Di un ritorno di Zlatan Ibrahimovic in Serie A si parla tanto, in questi giorni. E si parla in ottica Milan, il club dove il campione svedese ha giocato appena due anni (dal 2010 al 2012) rimanendovi però legatissimo. Ma occhio: il suo destino italiano potrebbero non essere i rossoneri.

Secondo l’edizione odierna del ‘Corriere dello Sport’, infatti, è sorta un’altra pista clamorosa per Ibrahimovic: la Sampdoria. Tanto che il presidente Massimo Ferrero, uomo di cinema nella patria per eccellenza del cinema a stelle e strisce, ha avviato i contatti con i Los Angeles Galaxy per provare a concretizzare un’operazione solo in apparenza impossibile.

 

Già, perché se Ibrahimovic è particolarmente attratto dall’idea di vestire per la quarta volta la maglia di una squadra italiana, anche le cifre della possibile trattativa sono meno ardue del previsto: due milioni complessivi per sei mesi,ovvero lo stipendio che l’ex rossonero guadagna, garantito in larga parte dai Galaxy e completato da alcuni sponsor. Anche se, chiaramente, va trovato anche e soprattutto l’accordo con gli americani.

L’idea di Ferrero e della Sampdoria sarebbe dunque quella di un prestito semestrale, fino a fine stagione. Una specie di Eto’o bis, altro colpo a effetto risalente a gennaio 2015. Un arrivo (dall’Everton in prestito gratuito) che entusiasmò la piazza blucerchiata, salvo risolversi in un flop: appena due reti in campionato e l’addio immediato nel giugno successivo.

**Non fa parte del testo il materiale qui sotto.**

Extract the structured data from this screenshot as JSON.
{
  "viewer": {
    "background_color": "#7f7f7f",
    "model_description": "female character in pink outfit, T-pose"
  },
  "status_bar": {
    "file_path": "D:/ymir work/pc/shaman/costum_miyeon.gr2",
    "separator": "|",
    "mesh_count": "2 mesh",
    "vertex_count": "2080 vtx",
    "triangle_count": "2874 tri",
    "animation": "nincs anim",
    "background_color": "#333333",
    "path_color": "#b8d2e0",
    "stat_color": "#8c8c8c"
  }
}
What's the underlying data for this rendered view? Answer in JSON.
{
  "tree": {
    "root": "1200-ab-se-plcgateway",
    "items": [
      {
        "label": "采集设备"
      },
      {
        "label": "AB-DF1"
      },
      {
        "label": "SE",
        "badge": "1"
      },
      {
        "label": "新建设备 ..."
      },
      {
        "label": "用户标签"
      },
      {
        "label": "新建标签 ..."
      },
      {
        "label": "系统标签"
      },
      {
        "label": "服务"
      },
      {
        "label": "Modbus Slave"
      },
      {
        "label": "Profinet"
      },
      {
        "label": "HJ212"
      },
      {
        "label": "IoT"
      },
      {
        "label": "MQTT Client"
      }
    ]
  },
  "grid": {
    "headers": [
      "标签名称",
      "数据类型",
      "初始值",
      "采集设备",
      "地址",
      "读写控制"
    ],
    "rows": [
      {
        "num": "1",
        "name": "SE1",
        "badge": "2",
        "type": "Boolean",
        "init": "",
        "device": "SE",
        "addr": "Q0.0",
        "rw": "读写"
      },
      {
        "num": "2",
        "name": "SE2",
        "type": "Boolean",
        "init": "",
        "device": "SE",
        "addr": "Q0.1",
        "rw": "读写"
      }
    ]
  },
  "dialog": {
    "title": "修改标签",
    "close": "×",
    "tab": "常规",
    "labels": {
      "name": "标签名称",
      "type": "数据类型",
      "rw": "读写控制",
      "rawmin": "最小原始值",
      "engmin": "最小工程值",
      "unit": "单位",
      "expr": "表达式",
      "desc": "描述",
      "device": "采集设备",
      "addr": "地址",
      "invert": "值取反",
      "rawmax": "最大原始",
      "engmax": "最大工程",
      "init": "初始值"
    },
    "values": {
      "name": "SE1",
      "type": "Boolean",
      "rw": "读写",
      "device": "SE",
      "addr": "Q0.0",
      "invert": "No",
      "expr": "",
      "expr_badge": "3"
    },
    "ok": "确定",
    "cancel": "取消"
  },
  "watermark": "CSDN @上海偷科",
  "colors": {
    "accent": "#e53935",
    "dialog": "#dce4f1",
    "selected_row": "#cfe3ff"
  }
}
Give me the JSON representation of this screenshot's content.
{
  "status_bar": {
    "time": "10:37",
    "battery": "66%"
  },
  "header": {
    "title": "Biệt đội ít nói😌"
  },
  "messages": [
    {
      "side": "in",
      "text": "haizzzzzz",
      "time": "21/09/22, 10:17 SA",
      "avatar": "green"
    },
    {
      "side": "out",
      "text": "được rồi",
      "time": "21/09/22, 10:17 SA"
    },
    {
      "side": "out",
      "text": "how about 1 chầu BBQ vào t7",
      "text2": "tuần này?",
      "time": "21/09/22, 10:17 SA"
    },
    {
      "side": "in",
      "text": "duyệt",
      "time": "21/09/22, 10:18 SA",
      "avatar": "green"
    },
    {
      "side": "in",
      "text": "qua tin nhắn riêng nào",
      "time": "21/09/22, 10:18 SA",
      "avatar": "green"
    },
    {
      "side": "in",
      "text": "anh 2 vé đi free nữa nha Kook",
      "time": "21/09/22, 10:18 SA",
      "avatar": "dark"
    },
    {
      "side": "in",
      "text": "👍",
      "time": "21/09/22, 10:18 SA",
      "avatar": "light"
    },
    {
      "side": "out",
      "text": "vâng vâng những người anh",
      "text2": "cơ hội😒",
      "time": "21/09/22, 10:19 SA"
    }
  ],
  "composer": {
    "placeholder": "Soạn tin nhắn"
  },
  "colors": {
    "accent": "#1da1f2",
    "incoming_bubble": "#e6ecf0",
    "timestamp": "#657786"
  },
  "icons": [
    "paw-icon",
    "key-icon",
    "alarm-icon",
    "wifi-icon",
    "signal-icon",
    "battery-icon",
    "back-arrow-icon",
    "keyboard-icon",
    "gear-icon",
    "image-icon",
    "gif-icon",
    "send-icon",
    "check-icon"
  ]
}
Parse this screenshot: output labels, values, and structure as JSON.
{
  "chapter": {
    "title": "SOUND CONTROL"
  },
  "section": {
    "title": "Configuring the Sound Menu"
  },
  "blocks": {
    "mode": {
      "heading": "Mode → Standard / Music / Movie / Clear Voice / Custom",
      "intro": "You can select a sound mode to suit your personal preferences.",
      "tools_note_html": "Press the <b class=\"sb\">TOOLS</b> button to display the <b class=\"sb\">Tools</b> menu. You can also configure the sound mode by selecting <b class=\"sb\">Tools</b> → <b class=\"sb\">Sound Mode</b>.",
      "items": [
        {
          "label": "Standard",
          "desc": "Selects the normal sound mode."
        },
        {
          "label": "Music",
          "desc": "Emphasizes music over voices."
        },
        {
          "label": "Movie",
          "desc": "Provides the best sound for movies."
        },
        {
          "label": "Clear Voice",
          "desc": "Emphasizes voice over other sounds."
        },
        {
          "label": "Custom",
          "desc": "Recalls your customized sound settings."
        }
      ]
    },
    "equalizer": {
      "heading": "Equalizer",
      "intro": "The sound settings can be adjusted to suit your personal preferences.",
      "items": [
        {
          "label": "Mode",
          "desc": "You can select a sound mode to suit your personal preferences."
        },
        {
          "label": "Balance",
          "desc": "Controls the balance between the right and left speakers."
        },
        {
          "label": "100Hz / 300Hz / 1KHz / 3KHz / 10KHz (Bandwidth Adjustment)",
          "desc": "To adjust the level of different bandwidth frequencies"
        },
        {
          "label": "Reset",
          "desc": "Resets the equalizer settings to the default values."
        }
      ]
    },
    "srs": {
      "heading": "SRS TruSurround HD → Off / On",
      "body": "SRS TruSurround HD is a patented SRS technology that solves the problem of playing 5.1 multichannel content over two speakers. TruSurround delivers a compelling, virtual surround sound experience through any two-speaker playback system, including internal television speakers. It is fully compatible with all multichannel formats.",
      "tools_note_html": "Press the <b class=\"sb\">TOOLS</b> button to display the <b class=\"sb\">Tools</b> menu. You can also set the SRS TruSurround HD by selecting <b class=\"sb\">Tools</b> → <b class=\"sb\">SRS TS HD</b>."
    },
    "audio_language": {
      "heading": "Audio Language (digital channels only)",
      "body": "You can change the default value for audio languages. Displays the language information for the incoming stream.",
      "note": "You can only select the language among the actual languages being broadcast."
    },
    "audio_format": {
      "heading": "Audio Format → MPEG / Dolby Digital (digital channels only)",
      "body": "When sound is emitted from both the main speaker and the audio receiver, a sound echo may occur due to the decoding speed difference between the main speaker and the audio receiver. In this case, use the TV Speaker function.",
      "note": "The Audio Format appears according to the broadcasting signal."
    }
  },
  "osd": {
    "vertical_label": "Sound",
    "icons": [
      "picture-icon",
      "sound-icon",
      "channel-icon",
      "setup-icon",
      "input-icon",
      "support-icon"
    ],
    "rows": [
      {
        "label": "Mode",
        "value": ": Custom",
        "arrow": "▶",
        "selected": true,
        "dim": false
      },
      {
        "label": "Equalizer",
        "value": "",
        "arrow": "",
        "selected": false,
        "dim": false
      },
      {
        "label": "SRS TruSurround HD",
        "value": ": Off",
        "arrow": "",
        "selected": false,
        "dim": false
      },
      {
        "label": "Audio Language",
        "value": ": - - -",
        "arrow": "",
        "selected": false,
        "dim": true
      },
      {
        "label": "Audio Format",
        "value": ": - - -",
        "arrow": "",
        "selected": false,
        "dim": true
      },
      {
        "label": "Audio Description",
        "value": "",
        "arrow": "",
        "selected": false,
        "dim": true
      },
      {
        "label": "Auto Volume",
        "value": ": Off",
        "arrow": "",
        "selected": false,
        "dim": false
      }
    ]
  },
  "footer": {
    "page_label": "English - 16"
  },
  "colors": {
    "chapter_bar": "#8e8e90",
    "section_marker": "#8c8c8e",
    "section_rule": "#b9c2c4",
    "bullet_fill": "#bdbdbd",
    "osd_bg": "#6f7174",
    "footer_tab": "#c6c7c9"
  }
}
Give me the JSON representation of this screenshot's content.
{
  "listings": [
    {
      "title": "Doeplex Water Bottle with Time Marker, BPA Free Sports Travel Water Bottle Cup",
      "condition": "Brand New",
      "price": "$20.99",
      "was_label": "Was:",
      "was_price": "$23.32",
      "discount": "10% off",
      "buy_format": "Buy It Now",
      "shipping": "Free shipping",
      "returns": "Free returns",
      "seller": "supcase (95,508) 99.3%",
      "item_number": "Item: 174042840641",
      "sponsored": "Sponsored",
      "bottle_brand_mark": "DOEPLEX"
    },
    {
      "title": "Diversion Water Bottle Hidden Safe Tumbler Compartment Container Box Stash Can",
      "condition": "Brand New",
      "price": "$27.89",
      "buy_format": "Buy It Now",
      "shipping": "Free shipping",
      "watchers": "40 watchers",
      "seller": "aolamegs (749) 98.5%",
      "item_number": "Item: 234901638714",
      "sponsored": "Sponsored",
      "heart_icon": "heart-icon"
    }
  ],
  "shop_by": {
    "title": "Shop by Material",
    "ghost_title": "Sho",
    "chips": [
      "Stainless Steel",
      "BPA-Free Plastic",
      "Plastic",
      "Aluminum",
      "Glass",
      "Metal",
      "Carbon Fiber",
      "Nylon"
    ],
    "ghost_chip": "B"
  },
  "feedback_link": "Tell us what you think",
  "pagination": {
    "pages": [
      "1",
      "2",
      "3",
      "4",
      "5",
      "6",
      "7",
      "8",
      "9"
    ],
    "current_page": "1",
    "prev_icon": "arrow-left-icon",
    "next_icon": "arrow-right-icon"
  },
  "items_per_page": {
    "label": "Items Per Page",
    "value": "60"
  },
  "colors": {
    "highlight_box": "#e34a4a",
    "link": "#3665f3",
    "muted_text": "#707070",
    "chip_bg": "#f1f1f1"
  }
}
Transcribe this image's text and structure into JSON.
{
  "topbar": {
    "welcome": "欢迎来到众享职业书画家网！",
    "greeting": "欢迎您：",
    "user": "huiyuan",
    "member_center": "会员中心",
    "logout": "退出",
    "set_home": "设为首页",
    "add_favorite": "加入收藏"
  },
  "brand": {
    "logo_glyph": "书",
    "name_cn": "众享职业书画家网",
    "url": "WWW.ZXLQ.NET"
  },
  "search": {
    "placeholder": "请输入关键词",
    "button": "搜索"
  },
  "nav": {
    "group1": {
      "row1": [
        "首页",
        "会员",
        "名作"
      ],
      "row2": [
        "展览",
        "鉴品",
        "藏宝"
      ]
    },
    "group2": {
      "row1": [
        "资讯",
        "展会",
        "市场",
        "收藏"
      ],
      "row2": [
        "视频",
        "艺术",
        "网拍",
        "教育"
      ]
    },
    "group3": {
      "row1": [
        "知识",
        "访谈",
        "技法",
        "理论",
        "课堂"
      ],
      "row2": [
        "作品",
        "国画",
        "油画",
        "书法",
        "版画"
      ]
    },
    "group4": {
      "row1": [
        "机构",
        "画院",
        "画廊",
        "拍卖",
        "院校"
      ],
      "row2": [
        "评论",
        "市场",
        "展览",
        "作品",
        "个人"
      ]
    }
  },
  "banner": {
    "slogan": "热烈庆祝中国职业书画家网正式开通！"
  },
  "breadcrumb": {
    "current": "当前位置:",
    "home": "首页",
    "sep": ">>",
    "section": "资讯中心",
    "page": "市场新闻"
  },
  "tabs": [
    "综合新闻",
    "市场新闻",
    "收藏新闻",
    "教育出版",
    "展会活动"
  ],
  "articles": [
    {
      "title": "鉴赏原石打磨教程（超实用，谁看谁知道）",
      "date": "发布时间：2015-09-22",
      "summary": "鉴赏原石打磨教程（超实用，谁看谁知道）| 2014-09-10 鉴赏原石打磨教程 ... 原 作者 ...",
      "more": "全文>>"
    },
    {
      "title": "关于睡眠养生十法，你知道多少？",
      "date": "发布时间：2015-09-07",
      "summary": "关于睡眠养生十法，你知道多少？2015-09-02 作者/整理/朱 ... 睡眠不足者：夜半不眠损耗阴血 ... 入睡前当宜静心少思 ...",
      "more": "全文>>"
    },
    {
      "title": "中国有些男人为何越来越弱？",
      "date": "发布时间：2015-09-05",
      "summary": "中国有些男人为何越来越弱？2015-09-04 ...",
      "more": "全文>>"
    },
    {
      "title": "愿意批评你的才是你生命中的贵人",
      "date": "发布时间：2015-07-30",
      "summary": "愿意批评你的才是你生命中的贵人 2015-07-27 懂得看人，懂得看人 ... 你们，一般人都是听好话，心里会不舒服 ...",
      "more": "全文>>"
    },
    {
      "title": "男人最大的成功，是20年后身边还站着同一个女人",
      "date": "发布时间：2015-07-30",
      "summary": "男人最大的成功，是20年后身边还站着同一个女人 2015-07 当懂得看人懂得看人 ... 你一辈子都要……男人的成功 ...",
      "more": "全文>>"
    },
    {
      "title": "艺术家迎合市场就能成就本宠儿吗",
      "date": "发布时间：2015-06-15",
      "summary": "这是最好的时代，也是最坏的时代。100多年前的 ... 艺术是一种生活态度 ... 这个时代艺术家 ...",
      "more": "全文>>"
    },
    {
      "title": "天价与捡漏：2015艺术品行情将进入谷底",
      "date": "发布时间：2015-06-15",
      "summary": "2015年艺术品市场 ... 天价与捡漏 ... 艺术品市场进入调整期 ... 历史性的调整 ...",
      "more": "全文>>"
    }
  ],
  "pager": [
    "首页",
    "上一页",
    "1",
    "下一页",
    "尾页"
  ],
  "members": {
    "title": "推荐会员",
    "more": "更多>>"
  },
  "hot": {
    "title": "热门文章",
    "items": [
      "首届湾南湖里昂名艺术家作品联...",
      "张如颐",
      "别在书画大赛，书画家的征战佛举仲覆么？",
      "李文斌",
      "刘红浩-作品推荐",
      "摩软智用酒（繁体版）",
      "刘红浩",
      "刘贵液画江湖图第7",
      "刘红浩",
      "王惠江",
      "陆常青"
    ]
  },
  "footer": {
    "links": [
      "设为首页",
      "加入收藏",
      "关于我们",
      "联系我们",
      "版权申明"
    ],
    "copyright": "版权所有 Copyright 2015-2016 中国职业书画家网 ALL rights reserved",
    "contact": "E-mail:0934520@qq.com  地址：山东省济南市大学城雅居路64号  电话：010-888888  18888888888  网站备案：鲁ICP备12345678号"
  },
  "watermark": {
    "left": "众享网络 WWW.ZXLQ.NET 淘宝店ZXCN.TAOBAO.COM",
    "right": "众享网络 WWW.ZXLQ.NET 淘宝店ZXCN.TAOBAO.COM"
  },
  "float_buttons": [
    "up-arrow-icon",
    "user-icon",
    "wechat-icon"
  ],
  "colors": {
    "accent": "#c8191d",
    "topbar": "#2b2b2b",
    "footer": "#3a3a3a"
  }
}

Tralasciando per un attimo il rendimento di Eto’o, i paragoni con Ibrahimovic e i possibili dubbi su un attaccante che a ottobre ha pur sempre compiuto 37 anni,la Sampdoria appare intenzionata a provarci sul serio. Per un colpaccio che cambierebbe i connotati alla Serie A. Il Milan non è più solo nella caccia a Ibra.